Eating fish during pregnancy may cut the risk of asthma in newborns

Children whose mothers consume high-doses of Omega-3 are less likely to develop asthma

News Desk November 01, 2017

If you are expecting and dreaming of healthy babies, then its time to add some salmon to you regular diet, as it is likely to protect newborns from developing asthma, finds a recent study.

Asthma is something you would not want your kids to have.
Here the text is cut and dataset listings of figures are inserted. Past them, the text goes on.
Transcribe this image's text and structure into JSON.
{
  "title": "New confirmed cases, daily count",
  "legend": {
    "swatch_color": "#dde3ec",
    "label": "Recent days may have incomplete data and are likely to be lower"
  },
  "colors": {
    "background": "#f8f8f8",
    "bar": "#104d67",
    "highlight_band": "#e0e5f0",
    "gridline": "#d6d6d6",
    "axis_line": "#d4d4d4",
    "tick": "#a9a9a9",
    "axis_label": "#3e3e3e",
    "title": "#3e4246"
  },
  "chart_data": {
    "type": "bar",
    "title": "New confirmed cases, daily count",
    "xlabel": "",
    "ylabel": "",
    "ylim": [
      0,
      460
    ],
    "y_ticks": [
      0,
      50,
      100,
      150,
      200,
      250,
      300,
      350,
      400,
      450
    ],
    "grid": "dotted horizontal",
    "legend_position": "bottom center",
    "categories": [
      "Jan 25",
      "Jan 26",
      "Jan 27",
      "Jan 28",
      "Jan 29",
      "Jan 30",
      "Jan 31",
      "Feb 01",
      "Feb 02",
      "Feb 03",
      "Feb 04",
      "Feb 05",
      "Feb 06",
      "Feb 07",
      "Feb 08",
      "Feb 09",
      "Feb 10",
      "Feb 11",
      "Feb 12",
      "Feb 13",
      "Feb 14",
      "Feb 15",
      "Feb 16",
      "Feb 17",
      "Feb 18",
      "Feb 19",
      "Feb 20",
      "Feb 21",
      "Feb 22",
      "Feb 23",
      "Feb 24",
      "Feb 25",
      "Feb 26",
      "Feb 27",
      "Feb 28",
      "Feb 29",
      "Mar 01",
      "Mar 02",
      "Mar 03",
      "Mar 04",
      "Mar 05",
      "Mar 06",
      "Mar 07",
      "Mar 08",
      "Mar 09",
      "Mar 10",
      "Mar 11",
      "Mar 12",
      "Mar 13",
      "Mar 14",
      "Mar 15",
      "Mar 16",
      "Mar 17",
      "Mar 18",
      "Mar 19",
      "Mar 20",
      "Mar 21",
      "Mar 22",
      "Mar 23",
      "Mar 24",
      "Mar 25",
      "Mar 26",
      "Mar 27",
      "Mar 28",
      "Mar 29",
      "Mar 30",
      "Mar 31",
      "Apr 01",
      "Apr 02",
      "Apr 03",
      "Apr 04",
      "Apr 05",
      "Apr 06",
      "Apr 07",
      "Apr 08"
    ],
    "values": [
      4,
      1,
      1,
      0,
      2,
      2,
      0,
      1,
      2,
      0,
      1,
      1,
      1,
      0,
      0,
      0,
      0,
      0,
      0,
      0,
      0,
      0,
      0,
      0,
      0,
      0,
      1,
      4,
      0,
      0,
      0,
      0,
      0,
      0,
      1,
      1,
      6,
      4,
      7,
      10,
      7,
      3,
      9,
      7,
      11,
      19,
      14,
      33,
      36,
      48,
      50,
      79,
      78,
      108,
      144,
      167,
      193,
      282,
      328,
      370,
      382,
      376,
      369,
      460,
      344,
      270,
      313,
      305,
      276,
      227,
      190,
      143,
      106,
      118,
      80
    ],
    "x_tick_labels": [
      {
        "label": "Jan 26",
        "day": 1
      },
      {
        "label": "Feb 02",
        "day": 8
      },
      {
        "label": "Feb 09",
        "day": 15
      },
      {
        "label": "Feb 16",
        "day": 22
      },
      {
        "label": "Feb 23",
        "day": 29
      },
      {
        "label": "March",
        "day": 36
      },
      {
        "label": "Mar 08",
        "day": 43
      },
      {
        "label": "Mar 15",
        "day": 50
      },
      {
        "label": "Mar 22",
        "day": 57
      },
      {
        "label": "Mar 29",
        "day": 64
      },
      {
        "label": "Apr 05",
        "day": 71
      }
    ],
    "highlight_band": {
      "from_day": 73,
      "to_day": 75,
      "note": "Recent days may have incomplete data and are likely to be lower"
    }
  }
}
Apparently, children born to mothers who eat salmon two to three times a week during their pregnancy, are less likely to acquire asthma, as compared with children born to non-salmon-eating mothers.

Oily salmon, a type of fish, is an excellent source of vitamin B12, vitamin D, niacin, selenium, omega-3 fatty acids, protein, phosphorus and vitamin B6.

The associated health benefits are aplenty however it may be premature to recommend daily high dose fish oil supplementation during the 3rd trimester.

Indulging in certain activities while pregnant may harm your baby

The study, published in the Journal of Allergy and Clinical Immunology: In Practice, was conducted in three groups of women in their third trimester.

The first group consumed omega-3 fatty acids from fish oil daily while the second group took a placebo. The third group was named the "no oil" group who were allowed to consume either fish or fish oil supplements as per their choices.

The researchers found that the children in the fish oil and the "no oil" groups took less asthma medication as they aged to 24 years old, inferring both groups developed less asthma.

A professor at the university, Richard Lockey, said that consumption of fish does not only help in asthma protection but also strengthens the nutritional benefits to infant growth and development.